Publikationsdatum 16.04.2022

Das Grab und die Hoffnung


Das Grab und die Hoffnung

Einen toten Körper ins Grab zu legen ist eine sehr ernste Erfahrung. Sie hinterlässt die Trauer des Abschieds und die Fassungslosigkeit angesichts dieses Endes des Lebens eines geliebten Menschen. Um diese Erfahrung herum sind schon in der Steinzeit, vermutlich bereits bei den Neandertalern, so etwas wie «religiöse» Riten und «Grundfragen» menschlicher Existenz entstanden: Warum? Wo ist er/sie nun? Was dürfen wir hoffen? Auch die engsten Weggefährten und Freunde Jesu mitsamt seiner Mutter schliessen sein Grab mit einem schweren Stein und solchen Fragen.

Ja, Jesus ist wahrhaft gestorben, und sein Leichnam wurde der Kälte und der Starre des Todes ausgesetzt – wie wir alle eines Tages, wie die Toten der Pandemie und die Opfer dieses wahnsinnigen Krieges in der Ukraine heute. Wir sollten uns nicht daran gewöhnen, dass der Tod, dieser Feind, zu siegen nicht aufgehört hat (W. Benjamin).

«Am dritten Tage» nahm die Weltgeschichte unverhofft eine neue Wende, und Maria  von Magdala verkündet als erste: Jesus lebt! Es ist kein «Hokuspokus», sondern ein neues Leben, in «verklärter», lichterfüllter Leiblichkeit, von den engsten Weggefährten und Freunden auf den ersten Blick nicht erkennbar, da es bei ihnen ein grosses Staunen hervorgerufen hat. Sie brauchten Zeit, bis sie verstanden und bekannten: Jesus ist wahrhaft auferstanden von den Toten. Dieses neue Leben erwartet uns allen nach der einem jeden von uns angemessenen Reinigung und Läuterung. Denn vor Gott kann man nur «geläutert» und «reumütig», «demütig» treten. Dieses neue Leben ist die «göttliche Berufung des Menschen», denn unsere Sehnsucht nach «Mehr», kann von dieser Welt, von diesem Leben nicht erfüllt werden.
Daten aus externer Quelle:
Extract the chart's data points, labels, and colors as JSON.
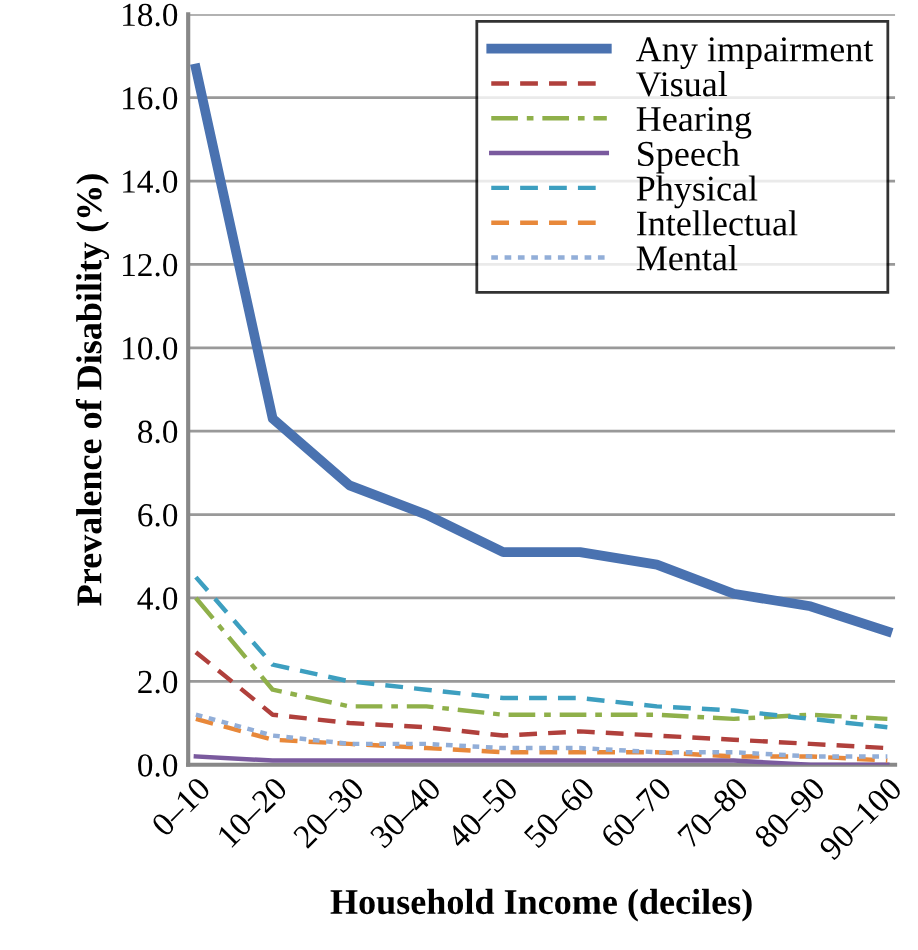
{
  "chart_data": {
    "type": "line",
    "xlabel": "Household Income (deciles)",
    "ylabel": "Prevalence of Disability (%)",
    "categories": [
      "0–10",
      "10–20",
      "20–30",
      "30–40",
      "40–50",
      "50–60",
      "60–70",
      "70–80",
      "80–90",
      "90–100"
    ],
    "series": [
      {
        "name": "Any impairment",
        "color": "#4a72b0",
        "line_style": "solid",
        "values": [
          16.7,
          8.3,
          6.7,
          6.0,
          5.1,
          5.1,
          4.8,
          4.1,
          3.8,
          3.2
        ]
      },
      {
        "name": "Visual",
        "color": "#b0403c",
        "line_style": "dashed",
        "values": [
          2.7,
          1.2,
          1.0,
          0.9,
          0.7,
          0.8,
          0.7,
          0.6,
          0.5,
          0.4
        ]
      },
      {
        "name": "Hearing",
        "color": "#8fb04a",
        "line_style": "dashdot",
        "values": [
          4.0,
          1.8,
          1.4,
          1.4,
          1.2,
          1.2,
          1.2,
          1.1,
          1.2,
          1.1
        ]
      },
      {
        "name": "Speech",
        "color": "#7a5a9e",
        "line_style": "solid",
        "values": [
          0.2,
          0.1,
          0.1,
          0.1,
          0.1,
          0.1,
          0.1,
          0.1,
          0.0,
          0.0
        ]
      },
      {
        "name": "Physical",
        "color": "#3d9fc0",
        "line_style": "dashed",
        "values": [
          4.5,
          2.4,
          2.0,
          1.8,
          1.6,
          1.6,
          1.4,
          1.3,
          1.1,
          0.9
        ]
      },
      {
        "name": "Intellectual",
        "color": "#e8883a",
        "line_style": "dashed",
        "values": [
          1.1,
          0.6,
          0.5,
          0.4,
          0.3,
          0.3,
          0.3,
          0.2,
          0.2,
          0.1
        ]
      },
      {
        "name": "Mental",
        "color": "#92aed8",
        "line_style": "dotted",
        "values": [
          1.2,
          0.7,
          0.5,
          0.5,
          0.4,
          0.4,
          0.3,
          0.3,
          0.2,
          0.2
        ]
      }
    ],
    "ylim": [
      0,
      18
    ],
    "yticks": [
      {
        "value": 0,
        "label": "0.0"
      },
      {
        "value": 2,
        "label": "2.0"
      },
      {
        "value": 4,
        "label": "4.0"
      },
      {
        "value": 6,
        "label": "6.0"
      },
      {
        "value": 8,
        "label": "8.0"
      },
      {
        "value": 10,
        "label": "10.0"
      },
      {
        "value": 12,
        "label": "12.0"
      },
      {
        "value": 14,
        "label": "14.0"
      },
      {
        "value": 16,
        "label": "16.0"
      },
      {
        "value": 18,
        "label": "18.0"
      }
    ],
    "grid": "y",
    "legend": "top right",
    "marker": "none"
  }
}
Wer sich an Jesus hält, kann dann mit Franz von Assisi vom «Bruder Tod» sprechen, oder mit dem Apostel Paulus sagen: «Tod, wo ist dein Sieg? / Tod, wo ist dein Stachel?» (1 Kor 15,55).

Und trotzdem sollten wir uns die Trauer und die Fassungslosigkeit bewahren, wenn wir einen toten, kalten Körper ins Grab legen und uns von ihm verabschieden. Denn wir hoffen mehr, als wir «erfahrungsgemäss» wissen, und die Grundfragen am Anfang der Religion um das Grab bleiben: Warum? Wo ist er/sie nun? Was dürfen wir hoffen?